Ich hatte Katja noch nichts von unserem aufeinandertreffen im Supermarkt erzählt. Aber aus vergangenen Gesprächen wusste ich, dass Anna ihren Sohn öfter sehen durfte. Nur mit welchem Recht?
Wütend ballte ich meine Hände zu Fäusten. Ich wollte mich nicht aus der Verantwortung ziehen. Ihre Eltern schuldeten zwar nicht mir, aber immerhin Katja eine Rechtfertigung. Und Anna stellte die erste vermeidliche Bürde dar, um an den Kern des Problems am Schopf packen zu können.
Ein surrendes Geräusch verriet mir, dass Anne zu Hause war. Mein Blick schnellte zu meiner Rolex, welche mir anzeigte, dass es Viertel vor zehn war. Mit Schwung glitt die Glastür auf, die einen Sprung auf Augenhöhe verzeichnete. Der Geruch von Gras schlug mir augenblicklich bei betreten des Treppenhauses entgegen. Darunter mischte sich der Geruch von frisch aufgebrühten Kaffee. Angewidert rümpfe ich die Nase.
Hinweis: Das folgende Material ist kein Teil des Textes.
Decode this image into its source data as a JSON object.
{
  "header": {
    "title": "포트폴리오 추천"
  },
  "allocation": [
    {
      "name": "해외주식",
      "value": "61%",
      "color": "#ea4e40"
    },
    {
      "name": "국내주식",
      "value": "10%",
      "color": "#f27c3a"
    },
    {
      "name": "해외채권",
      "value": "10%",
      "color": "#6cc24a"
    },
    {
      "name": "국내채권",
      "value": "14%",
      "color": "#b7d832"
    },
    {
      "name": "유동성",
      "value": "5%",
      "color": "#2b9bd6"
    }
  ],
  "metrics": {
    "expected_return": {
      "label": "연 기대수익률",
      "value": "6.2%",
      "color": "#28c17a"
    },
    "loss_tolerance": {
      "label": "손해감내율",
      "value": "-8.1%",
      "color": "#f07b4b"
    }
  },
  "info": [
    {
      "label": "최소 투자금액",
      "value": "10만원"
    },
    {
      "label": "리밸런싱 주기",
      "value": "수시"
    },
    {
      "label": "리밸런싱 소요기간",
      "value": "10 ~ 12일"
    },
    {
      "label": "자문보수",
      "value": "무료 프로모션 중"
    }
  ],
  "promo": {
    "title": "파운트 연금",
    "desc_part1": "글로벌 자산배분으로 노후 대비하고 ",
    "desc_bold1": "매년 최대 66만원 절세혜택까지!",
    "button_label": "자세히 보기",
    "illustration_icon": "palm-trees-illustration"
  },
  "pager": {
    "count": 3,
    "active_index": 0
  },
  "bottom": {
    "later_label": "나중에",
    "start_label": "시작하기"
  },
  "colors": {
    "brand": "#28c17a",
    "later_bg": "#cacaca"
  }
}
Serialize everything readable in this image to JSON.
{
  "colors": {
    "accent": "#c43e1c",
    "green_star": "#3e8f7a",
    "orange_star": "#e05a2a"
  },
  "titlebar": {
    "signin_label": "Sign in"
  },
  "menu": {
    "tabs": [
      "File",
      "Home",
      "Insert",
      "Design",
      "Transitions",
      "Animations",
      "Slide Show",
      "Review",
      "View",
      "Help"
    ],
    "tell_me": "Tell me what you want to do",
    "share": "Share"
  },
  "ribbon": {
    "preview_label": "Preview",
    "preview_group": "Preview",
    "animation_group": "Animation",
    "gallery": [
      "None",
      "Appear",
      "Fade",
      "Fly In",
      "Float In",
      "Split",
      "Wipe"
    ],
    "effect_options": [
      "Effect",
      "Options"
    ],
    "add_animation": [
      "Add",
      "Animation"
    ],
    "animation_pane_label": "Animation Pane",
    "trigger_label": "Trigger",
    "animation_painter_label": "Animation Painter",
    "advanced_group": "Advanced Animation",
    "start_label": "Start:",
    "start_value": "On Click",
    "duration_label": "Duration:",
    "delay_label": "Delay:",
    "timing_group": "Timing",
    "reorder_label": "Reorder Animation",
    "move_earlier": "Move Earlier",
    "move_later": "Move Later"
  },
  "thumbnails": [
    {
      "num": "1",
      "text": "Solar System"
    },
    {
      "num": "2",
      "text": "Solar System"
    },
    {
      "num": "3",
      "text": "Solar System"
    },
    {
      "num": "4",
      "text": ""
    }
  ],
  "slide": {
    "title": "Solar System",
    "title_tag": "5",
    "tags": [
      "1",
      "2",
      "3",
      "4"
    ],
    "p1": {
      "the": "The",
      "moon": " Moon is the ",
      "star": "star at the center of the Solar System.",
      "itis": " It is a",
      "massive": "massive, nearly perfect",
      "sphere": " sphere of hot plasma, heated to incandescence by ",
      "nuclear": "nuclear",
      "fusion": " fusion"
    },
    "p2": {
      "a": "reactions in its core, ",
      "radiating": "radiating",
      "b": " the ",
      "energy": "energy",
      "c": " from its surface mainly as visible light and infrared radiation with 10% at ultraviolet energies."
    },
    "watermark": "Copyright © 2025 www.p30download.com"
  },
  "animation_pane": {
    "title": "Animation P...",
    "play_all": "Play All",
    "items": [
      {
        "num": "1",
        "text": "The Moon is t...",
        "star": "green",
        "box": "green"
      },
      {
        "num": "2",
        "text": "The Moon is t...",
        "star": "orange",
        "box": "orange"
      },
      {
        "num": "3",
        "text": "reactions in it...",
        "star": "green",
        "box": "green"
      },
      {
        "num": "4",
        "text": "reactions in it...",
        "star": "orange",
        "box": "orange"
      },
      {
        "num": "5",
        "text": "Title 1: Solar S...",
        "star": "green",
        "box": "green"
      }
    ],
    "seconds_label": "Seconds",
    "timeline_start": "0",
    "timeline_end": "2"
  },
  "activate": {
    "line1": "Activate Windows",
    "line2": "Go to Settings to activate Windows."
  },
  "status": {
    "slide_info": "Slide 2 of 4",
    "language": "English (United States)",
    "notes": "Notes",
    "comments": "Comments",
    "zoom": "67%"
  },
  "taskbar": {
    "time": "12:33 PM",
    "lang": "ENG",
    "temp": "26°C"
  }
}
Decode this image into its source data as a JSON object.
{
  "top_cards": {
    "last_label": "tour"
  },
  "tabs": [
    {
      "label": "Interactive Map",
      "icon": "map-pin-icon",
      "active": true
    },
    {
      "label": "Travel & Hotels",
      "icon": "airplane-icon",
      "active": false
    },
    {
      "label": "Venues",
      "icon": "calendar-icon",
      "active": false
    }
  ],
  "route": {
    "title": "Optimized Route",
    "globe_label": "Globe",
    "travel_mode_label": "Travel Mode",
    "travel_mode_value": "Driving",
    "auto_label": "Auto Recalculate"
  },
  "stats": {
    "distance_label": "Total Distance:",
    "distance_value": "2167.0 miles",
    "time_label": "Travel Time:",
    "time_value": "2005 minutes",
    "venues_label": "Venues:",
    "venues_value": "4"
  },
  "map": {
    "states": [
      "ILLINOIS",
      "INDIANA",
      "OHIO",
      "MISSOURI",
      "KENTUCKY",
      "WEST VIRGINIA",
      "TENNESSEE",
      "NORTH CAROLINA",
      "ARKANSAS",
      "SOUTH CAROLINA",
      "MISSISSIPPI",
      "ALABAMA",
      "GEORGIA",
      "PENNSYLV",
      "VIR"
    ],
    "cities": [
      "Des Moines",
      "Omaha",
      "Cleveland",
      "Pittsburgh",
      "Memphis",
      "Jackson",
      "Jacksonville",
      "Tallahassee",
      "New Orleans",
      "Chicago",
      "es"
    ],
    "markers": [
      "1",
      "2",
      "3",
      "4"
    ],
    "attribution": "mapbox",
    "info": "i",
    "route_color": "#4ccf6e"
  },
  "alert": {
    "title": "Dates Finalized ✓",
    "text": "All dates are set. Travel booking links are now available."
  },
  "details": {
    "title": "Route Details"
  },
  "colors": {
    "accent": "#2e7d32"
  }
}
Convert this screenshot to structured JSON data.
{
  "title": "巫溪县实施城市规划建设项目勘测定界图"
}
Ähnlich wie bei meiner ersten Begegnung mit Katja erwartete ich ein unaufgeräumtes Zuhause. Alte Badezimmerarmaturen in einem Moosgrün aus dem 70 Jahren, dunkle Holzdielen und muffige, klein geschnittene Räume. Dinge, die man von einem Altbau eben erwarten durfte. Nur das dieser Plattenbau zusätzlich von Junkies und Familien, die keine besseren Aussichten besaßen, vereinnahmt wurde.
Eine hagere Gestalt erwartete mich im Türrahmen des ersten Stockwerkes. Die Augen zu schmalen Schlitzen verzogen. Ich versuchte meine Zunge zu zügeln. Wahrscheinlich verbargen die Papierwände nicht einen Laut vor den Nachbarn. Um die Etikette zur wahren, erwarte ich von ihr, dass sie mich hineinbittet. Ungerne würde ich den sich anbahnenden Streit zwischen Tür und Angel abfertigen.
Je näher ich ihr kam, desto bewusster wurde mir, das ich sie dem Schlaf entrissen haben musste und ihre Augen vor Müdigkeit verengt waren. Meine Wut flaut ein stückweit von mir ab. Sie wirkte in ihrem Pyjama mit den bedruckten Köpfen der Disney Figur Stitch und den zerzausten Haaren irgendwie anders-verletzlich.
„Kann ich rein kommen?“ , höre ich mich fragen und hätte mich im selben Moment liebend gerne selbst geohrfeigt. Nicht einmal eine Begrüßung hatte ich für sie übrig und wollte im Gegenzug Höflichkeitsfloskeln erwarten?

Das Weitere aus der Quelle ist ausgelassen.